Julio Pérez explicó ayer que la vigilancia para obligar a cumplir el paquete de medidas de eficiencia energética extraordinarias y para poner en marcha los sistemas de que aseguren el cumplimiento de esas medidas, aprobadas hace un par de días por el Consejo de Ministros , «ha empezado ya». Y yo no puedo dejar de sentirme estupefacto de que un tipo serio y sensato como el consejero Pérez pretenda hacernos creer la mamarrachada de que el Gobierno regional ha elaborado en dos días un plan de vigilancia de esas medidas y cuenta con los medios para llevarla a la práctica… pero si en la mayoría de las dependencias gubernamentales no hay siquiera forma de saber la temperatura media a la que se trabaja… en fin.

Pérez explica que la ley, que es de inmediata aplicación, establece que la vigilancia también debe serlo, y que esa vigilancia es competencia regional. No lo discuto, pero lo que digo es que todo esto es un fiasco, un brindis al sol, algo que es imposible implementar en el plazo de esa semana que el Gobierno ha decidido dar a comerciantes, empresarios y –no se nos olvide– a los gestores públicos, para que se cumplan las restricciones establecidas, garantizando un menor consumo de energía eléctrica.

En un país en el que cada vez es más frecuente escuchar voluntariosas declaraciones de intenciones que no llegan nunca a ningún lado, pero quedan bien, sería interesante que en vez de seguir con el juego este de lo que nos vamos a ahorrar en gasto energético poniendo los termostatos del aire a 27 grados y los de las calefacciones, cuando llegue el invierno a 19, nos ocupáramos de verdad de resolver los problemas del consumo eléctrico. Primero es de risa que en la España tropical se establezcan los mismos estándares que en Teruel. De risa. Pero tenemos un gobierno que piensa poco y actúa demasiado rápido en algunas cosas, como anunciar decisiones.

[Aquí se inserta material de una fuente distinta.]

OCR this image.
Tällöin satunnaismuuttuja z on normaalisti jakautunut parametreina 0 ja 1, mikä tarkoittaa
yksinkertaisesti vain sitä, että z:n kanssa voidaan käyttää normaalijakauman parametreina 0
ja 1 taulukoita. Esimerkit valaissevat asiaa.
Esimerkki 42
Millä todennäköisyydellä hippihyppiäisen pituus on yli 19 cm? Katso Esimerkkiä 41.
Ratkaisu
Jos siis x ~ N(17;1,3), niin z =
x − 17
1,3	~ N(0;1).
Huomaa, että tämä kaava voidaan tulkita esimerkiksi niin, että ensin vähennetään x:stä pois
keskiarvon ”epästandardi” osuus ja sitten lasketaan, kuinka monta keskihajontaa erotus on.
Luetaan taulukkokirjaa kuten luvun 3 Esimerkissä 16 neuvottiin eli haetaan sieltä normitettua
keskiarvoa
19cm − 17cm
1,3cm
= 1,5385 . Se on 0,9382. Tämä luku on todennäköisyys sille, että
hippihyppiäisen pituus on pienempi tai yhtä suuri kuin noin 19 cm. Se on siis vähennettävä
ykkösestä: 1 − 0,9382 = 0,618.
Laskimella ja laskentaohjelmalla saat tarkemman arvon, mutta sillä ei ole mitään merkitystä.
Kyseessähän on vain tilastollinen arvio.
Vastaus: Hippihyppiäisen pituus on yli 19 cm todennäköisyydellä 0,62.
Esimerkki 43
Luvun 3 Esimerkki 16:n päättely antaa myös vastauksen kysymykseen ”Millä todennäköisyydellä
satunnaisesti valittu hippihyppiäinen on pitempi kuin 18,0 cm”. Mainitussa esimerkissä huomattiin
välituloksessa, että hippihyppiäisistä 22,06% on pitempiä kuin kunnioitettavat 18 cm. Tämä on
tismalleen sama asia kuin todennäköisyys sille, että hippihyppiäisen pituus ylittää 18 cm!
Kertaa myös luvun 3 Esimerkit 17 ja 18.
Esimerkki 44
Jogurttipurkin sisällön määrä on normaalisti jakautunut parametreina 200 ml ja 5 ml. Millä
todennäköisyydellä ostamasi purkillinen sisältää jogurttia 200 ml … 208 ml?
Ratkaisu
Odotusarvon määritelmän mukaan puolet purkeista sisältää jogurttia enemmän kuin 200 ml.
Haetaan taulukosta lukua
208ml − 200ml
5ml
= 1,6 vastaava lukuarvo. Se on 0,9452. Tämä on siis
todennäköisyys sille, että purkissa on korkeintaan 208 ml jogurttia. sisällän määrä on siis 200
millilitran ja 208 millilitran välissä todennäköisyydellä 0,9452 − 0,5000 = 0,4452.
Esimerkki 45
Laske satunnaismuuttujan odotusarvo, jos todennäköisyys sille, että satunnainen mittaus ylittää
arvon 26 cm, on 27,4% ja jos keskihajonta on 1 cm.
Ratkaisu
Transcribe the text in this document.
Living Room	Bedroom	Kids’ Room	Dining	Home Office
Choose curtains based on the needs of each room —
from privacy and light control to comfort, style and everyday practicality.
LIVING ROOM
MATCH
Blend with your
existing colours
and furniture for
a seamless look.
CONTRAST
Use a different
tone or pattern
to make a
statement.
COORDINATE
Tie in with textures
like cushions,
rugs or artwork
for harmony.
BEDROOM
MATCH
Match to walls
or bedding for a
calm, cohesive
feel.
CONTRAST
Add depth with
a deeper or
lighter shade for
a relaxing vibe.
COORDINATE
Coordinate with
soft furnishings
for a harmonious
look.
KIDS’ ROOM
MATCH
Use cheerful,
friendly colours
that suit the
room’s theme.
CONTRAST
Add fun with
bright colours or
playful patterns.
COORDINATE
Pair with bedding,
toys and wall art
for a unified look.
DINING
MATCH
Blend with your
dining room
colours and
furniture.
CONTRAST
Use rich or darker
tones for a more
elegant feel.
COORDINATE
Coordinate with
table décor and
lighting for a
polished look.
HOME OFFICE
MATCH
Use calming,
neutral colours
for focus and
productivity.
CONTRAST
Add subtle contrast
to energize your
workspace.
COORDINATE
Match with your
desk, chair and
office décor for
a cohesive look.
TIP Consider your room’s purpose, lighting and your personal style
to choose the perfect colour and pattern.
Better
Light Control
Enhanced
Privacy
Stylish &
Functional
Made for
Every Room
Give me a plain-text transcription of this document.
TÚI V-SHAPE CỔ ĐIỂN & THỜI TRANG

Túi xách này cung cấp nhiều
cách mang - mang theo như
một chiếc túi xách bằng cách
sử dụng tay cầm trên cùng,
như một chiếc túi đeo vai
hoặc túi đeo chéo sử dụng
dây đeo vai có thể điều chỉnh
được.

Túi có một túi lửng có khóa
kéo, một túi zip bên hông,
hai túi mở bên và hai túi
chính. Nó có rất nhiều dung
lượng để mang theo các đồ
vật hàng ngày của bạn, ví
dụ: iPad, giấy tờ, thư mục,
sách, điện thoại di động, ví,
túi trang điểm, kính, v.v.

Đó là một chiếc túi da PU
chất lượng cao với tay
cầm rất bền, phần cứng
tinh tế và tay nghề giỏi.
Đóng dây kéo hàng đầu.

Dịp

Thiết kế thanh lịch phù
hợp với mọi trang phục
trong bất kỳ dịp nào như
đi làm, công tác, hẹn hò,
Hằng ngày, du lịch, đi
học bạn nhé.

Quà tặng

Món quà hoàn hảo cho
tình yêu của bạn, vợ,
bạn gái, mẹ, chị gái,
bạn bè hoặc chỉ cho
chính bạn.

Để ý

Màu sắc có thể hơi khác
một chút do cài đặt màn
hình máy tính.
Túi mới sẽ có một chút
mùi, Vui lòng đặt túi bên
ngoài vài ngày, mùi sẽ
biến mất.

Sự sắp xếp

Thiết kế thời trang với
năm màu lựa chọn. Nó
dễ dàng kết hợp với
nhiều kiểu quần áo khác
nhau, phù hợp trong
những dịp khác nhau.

En otras somos el hazmerreír de toda Europa: reducir el consumo energético es –más que una buena idea solidaria con los más afectados por la crisis de Putin–, una necesidad urgente para cumplir con la necesidad de frenar el cambio climático planetario. Y en eso vamos de culo y sin frenos.

Así, mientras Pérez nos explica que la ley es la ley y hay que cumplirla, Red Eléctrica Española nos cuenta, en su último estudio sobre consumo eléctrico regional, que Canarias ha aumentado su demanda eléctrica casi un 10 por ciento en el ultimo año. El aumento interanual de julio de 2022 fue del 9,9. A ver cómo se para ese crecimiento –que es el que al final cuenta, el que se mide y define nuestros hábitos– con órdenes o con más vigilancia a cargo de inspectores.

Lo que debería preocupar al Gobierno no es cómo preparar una logística de control para que se cumplan sus instrucciones (no las va a cumplir ni el propio Gobierno en sus instalaciones, empezando por el Parlamento, donde la temperatura es a veces tan gélida como dan a entender los poco acalorados debates), sino hechos como el que la producción eléctrica por ciclo combinado –muy contaminante y generadora de CO2– sea aún la primera fuente de generación, con el 40 por ciento del total, mientras la electricidad de origen renovable no llegue en Canarias ni al 30 por ciento. Pregunta al señor Pérez y al señor Valbuena: ¿Por qué no vigilan y cambian eso? Que eso sí es de verdad importante.